Played to perfection by Joe Pesci in the movie “Casino,” Tony Spilotro arrived in Las Vegas in the early ‘70s as an enforcer for the Chicago Mob. It was his job to see that the “skim” (the money embezzled from casino profits) wasn’t skimmed away by other interests. Standing five-foot-two, the stocky, quick-tempered Spilotro was pound for-pound the toughest guy in town, even when he wasn’t carrying a weapon. And like so many others of his ilk, a thirst for sports action was embedded in his DNA. During college basketball season, Tony the Ant was Lambeck’s morning wake-up call: “Herbie, this is Tony. Who we got today?”

In the summer of 1986, a farmer spreading herbicide in an Indiana cornfield stumbled upon the fresh remains of Tony the Ant and his brother Michael Spilotro. There were indications they had been tortured and buried alive. “When they found Tony’s body,” Lambeck told a mutual friend, “I was so relieved. I had a nice run with him but I knew that someday I would fall into a bad slump and I didn’t know how he would react.”

Tony Spilotro was a scary guy. Lore has it that he was involved in 22 murders. But Lambeck’s qualms may have been symptomatic of a more general malaise. As he approached the last full decade of his life, Lambeck became more withdrawn and began to exhibit behaviors consistent with the clinical definition of paranoia.

Lambeck left Las Vegas one day without the formality of saying goodbye. The story I got, which I couldn’t confirm, was that a nephew drove out from New Jersey to visit him, could see that something just wasn’t quite right, and cajoled Herbie into going back home with him.

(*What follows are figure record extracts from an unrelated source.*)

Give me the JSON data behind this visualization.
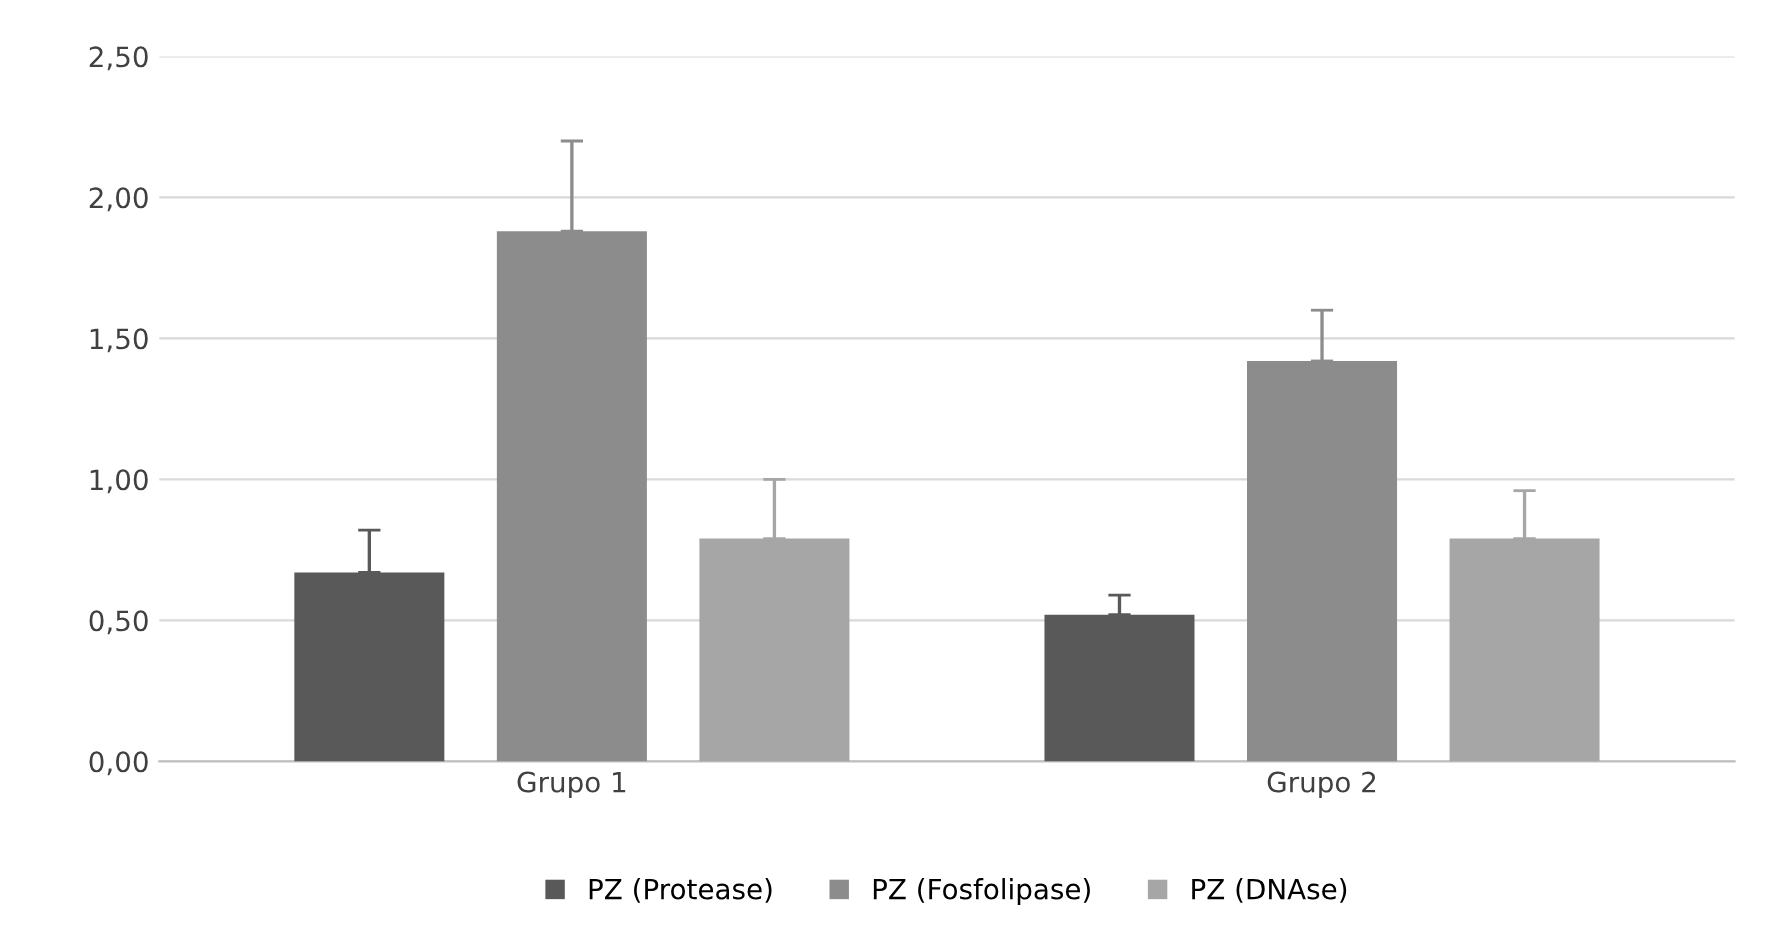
{
  "chart_data": {
    "type": "bar",
    "categories": [
      "Grupo 1",
      "Grupo 2"
    ],
    "series": [
      {
        "name": "PZ (Protease)",
        "color": "#595959",
        "values": [
          0.67,
          0.52
        ],
        "errors": [
          [
            0.67,
            0.82
          ],
          [
            0.52,
            0.59
          ]
        ]
      },
      {
        "name": "PZ (Fosfolipase)",
        "color": "#8c8c8c",
        "values": [
          1.88,
          1.42
        ],
        "errors": [
          [
            1.88,
            2.2
          ],
          [
            1.42,
            1.6
          ]
        ]
      },
      {
        "name": "PZ (DNAse)",
        "color": "#a6a6a6",
        "values": [
          0.79,
          0.79
        ],
        "errors": [
          [
            0.79,
            1.0
          ],
          [
            0.79,
            0.96
          ]
        ]
      }
    ],
    "ylim": [
      0,
      2.5
    ],
    "yticks": [
      {
        "value": 0,
        "label": "0,00"
      },
      {
        "value": 0.5,
        "label": "0,50"
      },
      {
        "value": 1,
        "label": "1,00"
      },
      {
        "value": 1.5,
        "label": "1,50"
      },
      {
        "value": 2,
        "label": "2,00"
      },
      {
        "value": 2.5,
        "label": "2,50"
      }
    ],
    "grid": "y",
    "legend": "bottom"
  }
}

Lambeck’s disappearance prompted a visit to the seedy little hotel that he called home. It wasn’t called the Casbah anymore, having taken on a new name, the Queen of Hearts. Lambeck, it was learned, had paid his rent in full for the entire year before leaving town (this was in the early summer, if memory serves). The clerk at the front counter worked under the assumption that someday he would look up and there would be Herbie, walking in the front door. But he never returned.

In some ways it was better this way. Lambeck was a creature of habit. Downtown Las Vegas, like much of the city, was morphing into something that would have taken him out of his comfort zone.

Lambeck was in the habit of taking his lunch at the Plaza Hotel which fronts the stretch of Fremont Street once known as Glitter Gulch. After Lambeck left town, this stretch, a four-block corridor, was converted into a pedestrian mall where high-decibel computerized light shows entertain well-lubricated tourists and conventioneers consuming godawful concoctions sucked through a straw in a large plastic souvenir glass. Lambeck would run for the hills at the very sight of such people. He would eventually outlive the place where he hung his hat. The Queen of Hearts was demolished to make way for a new City Hall.

Lambeck didn’t fall off the map entirely. Several of his old friends ferreted out his whereabouts and kept in touch. Ivor Thomas, the U.K. bookmaker, was one of them. But as the end days approached for Lambeck, these long-distance telephone chats became more awkward. “He just wasn’t the same Herbie that we had all come to know,” Thomas told me. He didn’t need to elaborate. Like so many of his favorite boxers, Lambeck in his dotage couldn’t roll back the encroaching fog.

I think of Lambeck whenever I find myself in a sports book pondering the odds on a boxing match. I half expect to hear someone say, “Well, who does Herbie like?” His memory lingers.